Marciano, mulato esbodegado, regalou-se, entrochando-se todo e mostrando as gengivas banguelas:
-- O senhor tem razão, seu Padilha. Eu não entendo, sou bruto, mas perco o sono assuntando nisso. A gente se mata por causa dos outros. É ou não é, Casimiro?
Casimiro Lopes franziu as ventas, declarou que as coisas desde o começo do mundo tinham dono.
-- Qual dono! Gritou Padilha. O que há é que morremos trabalhando para enriquecer os outros.
(São Bernardo, p.44)
Analogamente, em Teodoro Bicanca, deparamo-nos com passagens como esta:
“Com a convivência de Abedias, Teodoro ia compreendendo coisas que nunca lhe passara pela cabeça. O mundo começava a se apresentar a seus olhos de modo diferente.
E os coronéis, também, tinham outros coronéis ainda maiores acima deles, os que compravam a cera, ou o babaçu, ou as peles, para mandar para a estranja. E Abedias dizia que também dependiam de gente ainda mais poderosa.
O mundo de Teodoro tornava-se cada vez mais complexo, - era o mundo do bicho maior comendo o menor: o coronel comendo o agregado, o exportador comendo o coronel, a estranja comendo o exportador.”

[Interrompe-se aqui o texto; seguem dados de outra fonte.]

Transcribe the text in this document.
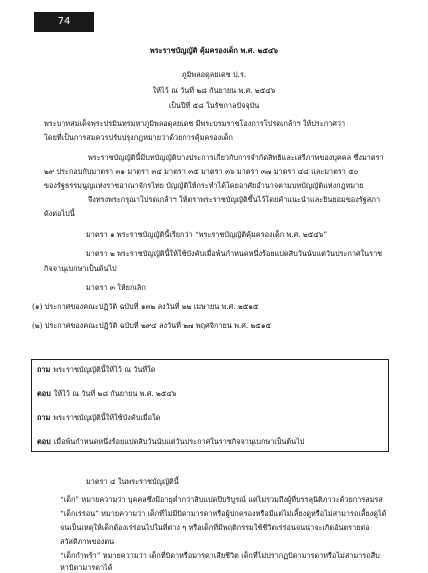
74
พระราชบัญญัติ คุ้มครองเด็ก พ.ศ. ๒๕๔๖
ภูมิพลอดุลยเดช ป.ร.
ให้ไว้ ณ วันที่ ๒๘ กันยายน พ.ศ. ๒๕๔๖
เป็นปีที่ ๕๘ ในรัชกาลปัจจุบัน
พระบาทสมเด็จพระปรมินทรมหาภูมิพลอดุลยเดช มีพระบรมราชโองการโปรดเกล้าฯ ให้ประกาศว่า
โดยที่เป็นการสมควรปรับปรุงกฎหมายว่าด้วยการคุ้มครองเด็ก
พระราชบัญญัตินี้มีบทบัญญัติบางประการเกี่ยวกับการจำกัดสิทธิและเสรีภาพของบุคคล ซึ่งมาตรา
๒๙ ประกอบกับมาตรา ๓๑ มาตรา ๓๔ มาตรา ๓๕ มาตรา ๓๖ มาตรา ๓๗ มาตรา ๔๘ และมาตรา ๕๐
ของรัฐธรรมนูญแห่งราชอาณาจักรไทย บัญญัติให้กระทำได้โดยอาศัยอำนาจตามบทบัญญัติแห่งกฎหมาย
จึงทรงพระกรุณาโปรดเกล้าฯ ให้ตราพระราชบัญญัติขึ้นไว้โดยคำแนะนำและยินยอมของรัฐสภา
ดังต่อไปนี้
มาตรา ๑ พระราชบัญญัตินี้เรียกว่า “พระราชบัญญัติคุ้มครองเด็ก พ.ศ. ๒๕๔๖”
มาตรา ๒ พระราชบัญญัตินี้ให้ใช้บังคับเมื่อพ้นกำหนดหนึ่งร้อยแปดสิบวันนับแต่วันประกาศในราช
กิจจานุเบกษาเป็นต้นไป
มาตรา ๓ ให้ยกเลิก
(๑) ประกาศของคณะปฏิวัติ ฉบับที่ ๑๓๒ ลงวันที่ ๒๒ เมษายน พ.ศ. ๒๕๑๕
(๒) ประกาศของคณะปฏิวัติ ฉบับที่ ๒๙๔ ลงวันที่ ๒๗ พฤศจิกายน พ.ศ. ๒๕๑๕
ถาม พระราชบัญญัตินี้ให้ไว้ ณ วันที่ใด
ตอบ ให้ไว้ ณ วันที่ ๒๘ กันยายน พ.ศ. ๒๕๔๖
ถาม พระราชบัญญัตินี้ให้ใช้บังคับเมื่อใด
ตอบ เมื่อพ้นกำหนดหนึ่งร้อยแปดสิบวันนับแต่วันประกาศในราชกิจจานุเบกษาเป็นต้นไป
มาตรา ๔ ในพระราชบัญญัตินี้
“เด็ก” หมายความว่า บุคคลซึ่งมีอายุต่ำกว่าสิบแปดปีบริบูรณ์ แต่ไม่รวมถึงผู้ที่บรรลุนิติภาวะด้วยการสมรส
“เด็กเร่ร่อน” หมายความว่า เด็กที่ไม่มีบิดามารดาหรือผู้ปกครองหรือมีแต่ไม่เลี้ยงดูหรือไม่สามารถเลี้ยงดูได้
จนเป็นเหตุให้เด็กต้องเร่ร่อนไปในที่ต่าง ๆ หรือเด็กที่มีพฤติกรรมใช้ชีวิตเร่ร่อนจนน่าจะเกิดอันตรายต่อ
สวัสดิภาพของตน
“เด็กกำพร้า” หมายความว่า เด็กที่บิดาหรือมารดาเสียชีวิต เด็กที่ไม่ปรากฏบิดามารดาหรือไม่สามารถสืบ
หาบิดามารดาได้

(Teodoro Bicanda, p. 135).
Senhores e senhoras,
Resumindo a resistência literária em Teodoro Bicanca, de Renato Castello Branco, cabe dizer sobre o autor, o que disse Antônio Cândido ao analisar a obra de Graciliano Ramos:
“A literatura é o seu protesto, o modo de manifestar a reação contra o mundo das normas contritoras. Como em quase todo artista, a fuga da situação por meio da criação mental é o seu jeito peculiar de inserir-se nele, de nele definir um lugar”.
Muito obrigado!
Discurso proferido pelo escritor e ocupante da cadeira 21 da Academia Piauiense de Letras, Dílson Lages Monteiro, em apresentação de Teodoro Bicanca, durante lançamento do volume 81 da Coleção Centenário, na Academia Piauiense de Letras, em 25.08.2016.